A circus performer named Brian,
Once smiled as he rode on a lion.
They came back from the ride,
But with Brian inside,
And the smile on the face of the lion.
There once was a farmer from Leeds,
Who swallowed a packet of seeds.
It soon came to pass,
He was covered with grass,
But has all the tomatoes he needs.
There once was a man from Nantucket,
Who kept all of his cash in a bucket,
But his daughter, named Nan,
Ran away with a man,
And as for the bucket, Nantucket.
There was a Young Girl of Majorca,
Whose aunt was a very fast walker;
She walked seventy miles,
And leaped fifteen stiles,
Which astonished that Girl of Majorca.
There was a Young Lady of Hull,
Who was chased by a virulent bull;
But she seized on a spade,
And called out, 'Who's afraid?'
Which distracted that virulent bull.
There was an Old Man of Calcutta,
Who perpetually ate bread and butter,
Till a great bit of muffin,
On which he was stuffing,
Choked that horrid Old Man of Calcutta.
There was a Young Lady of Parma,
Whose conduct grew calmer and calmer;
When they said, 'Are you dumb?'
She merely said, 'Hum!'
That provoking Young Lady of Parma.
I'd rather have Fingers than Toes,
I'd rather have Ears than a Nose.
And as for my Hair,
I'm glad it's all there,
I'll be awfully sad when it goes.
There was an Old Person of Dover,
Who rushed through a field of blue Clover;
But some very large bees,
Stung his nose and his knees,
So he very soon went back to Dover.
There was a young fellow named Hall,
who died in the spring in the fall.
'Twould have been a bad thing,
had he died in the spring,
but he didn't — he died in the fall.
My ambition, said old Mr. King,
Is to live as a bird on the wing.
Then he climbed up a steeple,
Which scared all the people,
So they caged him and taught him to sing.
An intrepid explorer named Petty,
Intended to capture a yeti.
But the yeti yelled, Freeze!
I’ve a gun—on your knees,
While my Dad gets the ring and confetti.
There was an Old Person of Ems,
Who casually fell in the Thames;
And when he was found
They said he was drowned,
That unlucky Old Person of Ems.
There was an Old Person of Chester,
Whom several small children did pester;
They threw some large stones,
Which broke most of his bones,
And displeased that Ols Person of Chester.
There once was a [person] from [place]
Whose [body part] was [special case].
When [event] would occur,
It would cause [him or her]
To violate [law of time/space]
There was an Old Man of the coast,
Who placidly sat on a post;
But when it was cold
He relinquished his hold
And called for some hot buttered toast.
I once had a gerbil named Bobby,
Who had an unusual hobby.
He chewed on a cord,
and now -- oh my lord,
now all that's left is a blobby.
There was a Young Lady of Portugal,
Whose ideas were excessively nautical:
She climbed up a tree,
To examine the sea,
But declared she would never leave Portugal.

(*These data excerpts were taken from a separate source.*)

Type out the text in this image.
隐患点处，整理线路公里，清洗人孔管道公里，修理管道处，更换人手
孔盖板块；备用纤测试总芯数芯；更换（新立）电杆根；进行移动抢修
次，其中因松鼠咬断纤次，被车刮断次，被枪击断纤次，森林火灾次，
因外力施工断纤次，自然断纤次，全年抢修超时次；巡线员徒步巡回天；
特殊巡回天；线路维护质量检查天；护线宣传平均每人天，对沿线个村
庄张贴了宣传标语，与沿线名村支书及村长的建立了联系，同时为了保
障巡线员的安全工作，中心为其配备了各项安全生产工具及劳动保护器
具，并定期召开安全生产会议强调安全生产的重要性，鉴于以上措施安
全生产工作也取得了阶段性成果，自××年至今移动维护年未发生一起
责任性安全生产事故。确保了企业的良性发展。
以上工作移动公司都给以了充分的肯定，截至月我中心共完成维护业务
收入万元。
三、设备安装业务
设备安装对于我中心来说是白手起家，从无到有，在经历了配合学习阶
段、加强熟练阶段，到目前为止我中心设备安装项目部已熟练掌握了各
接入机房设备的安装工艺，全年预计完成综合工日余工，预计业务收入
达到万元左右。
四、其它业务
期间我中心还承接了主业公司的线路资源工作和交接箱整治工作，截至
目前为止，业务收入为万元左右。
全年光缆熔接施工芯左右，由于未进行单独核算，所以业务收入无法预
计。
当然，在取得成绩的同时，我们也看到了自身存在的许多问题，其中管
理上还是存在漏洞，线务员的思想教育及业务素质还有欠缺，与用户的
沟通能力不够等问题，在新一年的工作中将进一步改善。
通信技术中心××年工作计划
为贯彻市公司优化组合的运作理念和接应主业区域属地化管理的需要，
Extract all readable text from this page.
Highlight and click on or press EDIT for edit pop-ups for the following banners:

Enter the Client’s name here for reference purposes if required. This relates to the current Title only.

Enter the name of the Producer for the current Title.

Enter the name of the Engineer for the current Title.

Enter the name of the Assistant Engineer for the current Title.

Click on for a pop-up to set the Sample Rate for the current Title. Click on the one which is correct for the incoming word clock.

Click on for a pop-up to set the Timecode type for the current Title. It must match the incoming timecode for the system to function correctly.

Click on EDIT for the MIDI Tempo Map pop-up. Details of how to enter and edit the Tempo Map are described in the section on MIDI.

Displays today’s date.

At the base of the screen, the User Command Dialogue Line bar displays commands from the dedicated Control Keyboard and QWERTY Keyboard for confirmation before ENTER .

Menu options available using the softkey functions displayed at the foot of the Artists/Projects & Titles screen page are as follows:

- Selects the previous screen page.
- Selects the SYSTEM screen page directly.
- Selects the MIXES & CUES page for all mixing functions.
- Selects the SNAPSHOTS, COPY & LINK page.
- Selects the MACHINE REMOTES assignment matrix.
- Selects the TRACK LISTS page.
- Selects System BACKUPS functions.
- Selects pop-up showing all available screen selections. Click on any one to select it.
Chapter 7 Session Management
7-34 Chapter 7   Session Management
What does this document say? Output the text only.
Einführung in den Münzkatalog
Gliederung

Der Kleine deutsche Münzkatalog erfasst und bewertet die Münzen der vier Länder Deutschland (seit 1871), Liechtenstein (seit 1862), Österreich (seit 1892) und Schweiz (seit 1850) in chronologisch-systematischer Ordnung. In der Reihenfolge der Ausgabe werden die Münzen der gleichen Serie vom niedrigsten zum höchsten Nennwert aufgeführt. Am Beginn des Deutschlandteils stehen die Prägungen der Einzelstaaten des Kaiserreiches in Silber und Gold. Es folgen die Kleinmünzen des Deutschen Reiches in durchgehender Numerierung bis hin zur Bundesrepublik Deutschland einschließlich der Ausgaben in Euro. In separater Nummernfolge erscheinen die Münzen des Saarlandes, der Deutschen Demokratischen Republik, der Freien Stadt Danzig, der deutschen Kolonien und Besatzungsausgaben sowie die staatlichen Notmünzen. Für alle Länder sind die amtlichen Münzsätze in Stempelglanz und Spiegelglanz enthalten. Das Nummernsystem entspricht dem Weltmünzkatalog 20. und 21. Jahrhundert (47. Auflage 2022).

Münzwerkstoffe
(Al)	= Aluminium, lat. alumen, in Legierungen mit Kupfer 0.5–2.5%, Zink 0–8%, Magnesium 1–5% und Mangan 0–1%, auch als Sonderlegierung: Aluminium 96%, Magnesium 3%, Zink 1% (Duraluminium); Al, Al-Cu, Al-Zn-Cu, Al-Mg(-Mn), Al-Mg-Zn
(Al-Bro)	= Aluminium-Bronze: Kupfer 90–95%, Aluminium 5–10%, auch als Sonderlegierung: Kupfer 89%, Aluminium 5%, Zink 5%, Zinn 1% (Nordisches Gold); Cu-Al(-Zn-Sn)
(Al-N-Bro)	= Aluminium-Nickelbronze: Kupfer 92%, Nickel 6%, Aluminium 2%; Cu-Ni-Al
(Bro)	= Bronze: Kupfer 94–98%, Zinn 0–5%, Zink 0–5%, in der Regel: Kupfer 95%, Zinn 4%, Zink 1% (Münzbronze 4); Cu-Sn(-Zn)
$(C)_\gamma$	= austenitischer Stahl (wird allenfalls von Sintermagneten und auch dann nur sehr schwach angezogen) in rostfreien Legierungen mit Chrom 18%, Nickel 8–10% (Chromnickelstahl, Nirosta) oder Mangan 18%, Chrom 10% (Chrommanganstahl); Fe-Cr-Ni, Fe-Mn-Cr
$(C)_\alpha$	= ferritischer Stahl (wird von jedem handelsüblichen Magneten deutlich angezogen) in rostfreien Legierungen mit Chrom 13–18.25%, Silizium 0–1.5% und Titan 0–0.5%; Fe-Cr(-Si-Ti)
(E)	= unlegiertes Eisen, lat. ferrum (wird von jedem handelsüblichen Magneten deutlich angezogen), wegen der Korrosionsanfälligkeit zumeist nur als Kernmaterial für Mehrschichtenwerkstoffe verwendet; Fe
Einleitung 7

There was an Old Man of Moldavia,
Who had the most curious behaviour;
For while he was able,
He slept on a table.
That funny Old Man of Moldavia.
There was a Young Lady of Troy,
Whom several large flies did annoy;
Some she killed with a thump,
Some she drowned at the pump,
And some she took with her to Troy.
There once was a man named Brice,
Who had a nasty head full lice.
He said, If I eat them,
Then I'll have beat them!
And besides they taste very nice.
There was an Old Person of Cadiz,
Who was always polite to all ladies;
But in handing his daughter,
He fell into the water,
Which drowned that Old Person of Cadiz.
There was an Old Man of the Nile,
Who sharpened his nails with a file,
Till he cut out his thumbs,
And said calmly, 'This comes
Of sharpening one's nails with a file!'
There was an Old Man of the North,
Who fell into a basin of broth;
But a laudable cook,
Fished him out with a hook,
Which saved that Old Man of the North.
There was an Old Man of Madras,
Who rode on a cream-coloured ass;
But the length of its ears,
So promoted his fears,
That it killed that Old Man of Madras.
There was a young man from Lahore
Whose limericks stopped at line four.
When asked why this was,
He responded, "Because."
There is a Young Lady whose nose
Continually prospers and grows;
When it grew out of sight,
she exclaimed in a fright,
"Oh! Farewell to the end of my nose!"
There was an Old Person of Buda,
Whose conduct grew ruder and ruder;
Till at last, with a hammer,
They silenced his clamour,
By smashing that Person of Buda.
There once was a man stuck in a stall,
He tried to get out but would fall.
One day a man flushed,
The fat man just blushed,
And quickly ran out of the mall.
There was a Young Lady whose eyes,
Were unique as to colour and size;
When she opened them wide,
People all turned aside,
And started away in surprise.
There was an Old Man of the South,
Who had an immederate mouth;
But in swallowing a dish,
That was quite full of fish,
He was choked, that Old Man of the South.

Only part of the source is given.